Machu Picchu drapes across the top, and spills down the sides of a vast mountain area strung between two distinct Andean peaks: the now famous Inca Trail begins high on the mountain’s south side at Intipunku, the Sun Gate, and Huayna Picchu soars above the site’s northernmost extremity like a silent guardian.  If you can muster the strength, a hike to the top of either should not be missed as it provides an outstanding view of the ruins and surrounding valley.

     machu picchu

The site itself can be broken down into agricultural and residential areas. From both the trail entrance and the main ticket gate you enter through the agricultural zone.
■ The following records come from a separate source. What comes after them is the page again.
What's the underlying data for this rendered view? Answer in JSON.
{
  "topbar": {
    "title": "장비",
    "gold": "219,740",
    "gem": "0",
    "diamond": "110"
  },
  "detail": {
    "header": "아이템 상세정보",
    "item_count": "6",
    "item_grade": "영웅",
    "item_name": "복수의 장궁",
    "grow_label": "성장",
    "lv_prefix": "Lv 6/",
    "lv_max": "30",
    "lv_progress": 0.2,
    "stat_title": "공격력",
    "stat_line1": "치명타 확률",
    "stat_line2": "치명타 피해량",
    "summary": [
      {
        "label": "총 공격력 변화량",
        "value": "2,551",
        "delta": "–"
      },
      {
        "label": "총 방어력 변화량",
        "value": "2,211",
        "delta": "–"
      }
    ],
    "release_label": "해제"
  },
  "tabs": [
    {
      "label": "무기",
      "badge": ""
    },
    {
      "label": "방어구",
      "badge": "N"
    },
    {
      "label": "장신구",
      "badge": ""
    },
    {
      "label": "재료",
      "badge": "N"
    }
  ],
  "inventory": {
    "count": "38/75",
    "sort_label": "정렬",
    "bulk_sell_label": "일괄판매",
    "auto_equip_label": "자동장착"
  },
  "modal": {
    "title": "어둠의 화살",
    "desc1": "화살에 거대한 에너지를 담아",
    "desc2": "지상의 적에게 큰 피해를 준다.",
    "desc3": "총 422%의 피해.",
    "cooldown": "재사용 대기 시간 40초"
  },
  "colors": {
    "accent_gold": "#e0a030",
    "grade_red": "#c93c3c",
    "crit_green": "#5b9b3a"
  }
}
The contours of these slopes are hugged tightly by layers of stone walls several feet high, built to reduce erosion and increase the square footage available for agriculture.  The Inca employed advanced terracing and irrigation methods to assure a high yield of the maize and potatoes they grew.

 

We were fortunate enough to visit with an excellent guide two hours before the general public was admitted, and strolled quietly along the dormant settlement’s streets. As we walked toward the center of the complex, the most important temples and structures revealed the Incans’ incredible craftsmanship.  Enormous granite blocks had been cut by hand with bronze or stone tools, then smoothed with sand.  The mortarless blocks still rest so solidly together it is impossible to insert a knife blade or even a credit card between them – we tried.

 

Many of the structures were also built to utilize existing stone formations. A few temples clutch the edge of steep precipices, displaying a oneness with nature. What is now known as Machu Picchu’s astrological center was built upon the outcropping of an existing megalith.  On both the summer and winter solstices, the sun's first rays shine through its windows as they peek slowly over the adjacent mountain.

 

Another of Machu Picchu’s important structures is the Intihuatana, a stone column rising defiantly from a box-shaped slate platform. Intihuatana literally translates to “for tying the sun” but normally is translated as “hitching post of the sun.”  As the winter solstice approached and the sun began to shine fewer hours each day, a priest would hold a ceremony to tether the sun to the stone, to prevent it from vanishing entirely. Technically known as gnomons, such columns existed at many other Incan sites but were almost always destroyed by the Spanish. Thankfully, this one remains, illustrating the meaning and significance surrounding its conception.